Di siang itu pula Yasa baru mengetahui bahwa Daza ternyata masuk ke sekolah yang sama dengannya dan parahnya lagi Daza mendaftar ekskul jurnalistik juga serta memilih divisi yang sama dengannya, yaitu camera person. Hal tersebut tentu suatu bencana besar menurut Yasa, namun bagi Daza hal tersebut justru sebaliknya. Daza merasa keberuntungan sedang berpihak padanya.
Pertemuan mereka di booth ekskul jurnalistik tersebut membawa Daza kembali mendekati Yasa dengan segala tingkah brutalnya. Yasa benar-benar muak dibuatnya dan berusaha dengan mati-matian untuk menghindari Daza. Walau Yasa sudah mencoba menghindar dan bersikap cuek, Daza tetap melakukan segala tingkah brutalnya untuk mendapatkan perhatian Yasa. Yasa sudah mencoba sabar, namun pada suatu situasi Yasa sudah tidak dapat menahan emosinya lagi.
Yasa mencari waktu yang tepat untuk menegur Daza dan keputusannya jatuh pada saat sesi wawancara anggota baru ekskul jurnalistik. Yasa sengaja meminta temannya agar dia yang mewawancarai Daza.
Awalnya, Daza merasa senang mengetahui bahwa Yasa yang akan mewawancarainya. Akan tetapi, ketika wawancara mulai, Daza sangat terkejut saat Yasa mulai menyerangnya secara pribadi. Yasa memang sering menolaknya, tapi ucapan Yasa pada saat wawancara saat itu benar-benar menyayat hati Daza. Bahkan dalam situasi tersebut Daza tidak tau mau merespon apa selain merampas kertas data dirinya dari Yasa dan pergi meninggalkan Yasa yang merasa perbuatan yang ia lakukan sudah benar.
Sejak kejadian itu, Daza yang sakit hati pun memutuskan untuk berhenti mengejar laki-laki penikmat fotografi tersebut dan memutuskan untuk move on. Dari kejadian itu pula, Daza benar-benar tidak pernah mengganggu Yasa lagi. Bahkan saat mereka berpapasan dan tidak sengaja bertatapan, Daza adalah orang pertama yang membuang mukanya. Awalnya Yasa merasa bahwa tindakannya tersebut benar dan membuahkan hasil yang sesuai dengan apa yang ia inginkan. Masa-masa di mana Daza tidak mengganggu dirinya lagi adalah masa-masa yang menenangkan.
Namun, lagi dan lagi ketenangan tersebut harus Yasa telan kembali ketika ia mengetahui suatu fakta tentang Daza.

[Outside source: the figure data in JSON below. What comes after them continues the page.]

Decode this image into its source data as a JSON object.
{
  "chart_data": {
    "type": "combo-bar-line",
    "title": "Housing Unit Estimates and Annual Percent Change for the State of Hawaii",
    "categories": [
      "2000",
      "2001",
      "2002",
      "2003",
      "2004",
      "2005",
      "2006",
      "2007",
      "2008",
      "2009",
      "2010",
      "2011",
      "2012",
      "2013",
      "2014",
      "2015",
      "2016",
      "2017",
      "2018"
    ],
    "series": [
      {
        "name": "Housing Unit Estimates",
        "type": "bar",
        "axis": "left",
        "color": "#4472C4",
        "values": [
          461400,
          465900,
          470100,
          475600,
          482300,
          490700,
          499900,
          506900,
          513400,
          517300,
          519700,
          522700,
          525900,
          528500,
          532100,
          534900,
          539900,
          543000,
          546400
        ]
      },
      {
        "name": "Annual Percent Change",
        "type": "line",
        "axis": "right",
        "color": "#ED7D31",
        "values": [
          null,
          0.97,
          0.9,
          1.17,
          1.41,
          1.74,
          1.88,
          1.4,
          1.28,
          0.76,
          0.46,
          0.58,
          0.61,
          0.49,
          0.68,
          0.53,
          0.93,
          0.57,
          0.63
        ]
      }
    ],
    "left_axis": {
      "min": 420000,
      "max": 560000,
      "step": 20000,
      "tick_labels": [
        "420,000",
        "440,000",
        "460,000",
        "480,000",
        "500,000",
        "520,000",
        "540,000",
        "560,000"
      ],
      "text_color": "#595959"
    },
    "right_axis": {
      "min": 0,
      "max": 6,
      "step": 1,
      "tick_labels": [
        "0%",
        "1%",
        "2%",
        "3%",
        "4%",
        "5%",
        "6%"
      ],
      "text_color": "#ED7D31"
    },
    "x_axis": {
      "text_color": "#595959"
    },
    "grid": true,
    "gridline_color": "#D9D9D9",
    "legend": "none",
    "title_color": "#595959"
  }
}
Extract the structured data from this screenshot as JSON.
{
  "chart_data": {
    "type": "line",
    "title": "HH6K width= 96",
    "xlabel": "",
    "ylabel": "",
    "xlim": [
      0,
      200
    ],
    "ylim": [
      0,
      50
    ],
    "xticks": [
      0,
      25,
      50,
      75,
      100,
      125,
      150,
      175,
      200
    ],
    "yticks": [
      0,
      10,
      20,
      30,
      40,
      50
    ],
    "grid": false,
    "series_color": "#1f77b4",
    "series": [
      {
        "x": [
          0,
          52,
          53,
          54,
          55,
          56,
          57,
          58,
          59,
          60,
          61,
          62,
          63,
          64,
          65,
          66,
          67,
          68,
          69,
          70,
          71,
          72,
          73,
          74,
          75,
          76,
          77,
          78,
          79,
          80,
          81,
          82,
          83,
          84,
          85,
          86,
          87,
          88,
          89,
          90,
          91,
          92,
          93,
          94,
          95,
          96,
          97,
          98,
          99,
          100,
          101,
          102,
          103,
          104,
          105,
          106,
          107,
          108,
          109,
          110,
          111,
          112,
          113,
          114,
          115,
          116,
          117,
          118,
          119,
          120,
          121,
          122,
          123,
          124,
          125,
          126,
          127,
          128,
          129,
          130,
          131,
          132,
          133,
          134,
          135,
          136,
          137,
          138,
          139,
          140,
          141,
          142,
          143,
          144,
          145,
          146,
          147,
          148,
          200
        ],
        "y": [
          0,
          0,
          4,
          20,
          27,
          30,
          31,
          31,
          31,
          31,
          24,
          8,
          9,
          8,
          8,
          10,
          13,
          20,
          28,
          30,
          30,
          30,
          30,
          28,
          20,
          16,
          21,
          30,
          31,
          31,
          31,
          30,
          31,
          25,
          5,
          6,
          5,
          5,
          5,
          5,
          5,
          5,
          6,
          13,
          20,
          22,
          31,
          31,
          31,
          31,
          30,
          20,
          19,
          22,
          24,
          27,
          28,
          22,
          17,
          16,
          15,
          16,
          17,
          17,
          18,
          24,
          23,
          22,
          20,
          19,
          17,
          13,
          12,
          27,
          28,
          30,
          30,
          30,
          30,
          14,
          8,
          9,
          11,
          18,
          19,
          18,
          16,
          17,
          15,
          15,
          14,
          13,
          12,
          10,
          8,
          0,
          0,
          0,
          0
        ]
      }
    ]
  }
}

Fakta yang mampu membuat Yasa merasa apa yang sudah ia lakukan kepada Daza adalah suatu perbuatan yang fatal. Yasa mencoba menyanggah fakta tersebut, namun apa boleh buat. Semakin ia menyanggah semakin kuat bukti-bukti yang mengarahkan bahwa fakta tersebut adalah benar. Novel karya Ega Dyp ini akan menceritakan bagaimana Yasa menebus segala kesalahannya kepada Daza yang sudah terlanjur sakit hati dengannya.
Tentu sudah sangat sulit membalikkan kembali hati Daza yang terlanjur beku oleh karena perbuatannya sendiri. Kesulitan Yasa bertambah berkali-kali lipat ketika ia juga dihadapi masalah-masalah lainnya. Lantas, cara apa yang Yasa lakukan untuk mencairkan hati Daza yang terlanjur beku oleh karena dirinya? Apakah laki-laki tersebut masih mendapatkan kesempatan dari Daza walaupun rasa sukanya terlanjur disalahartikan?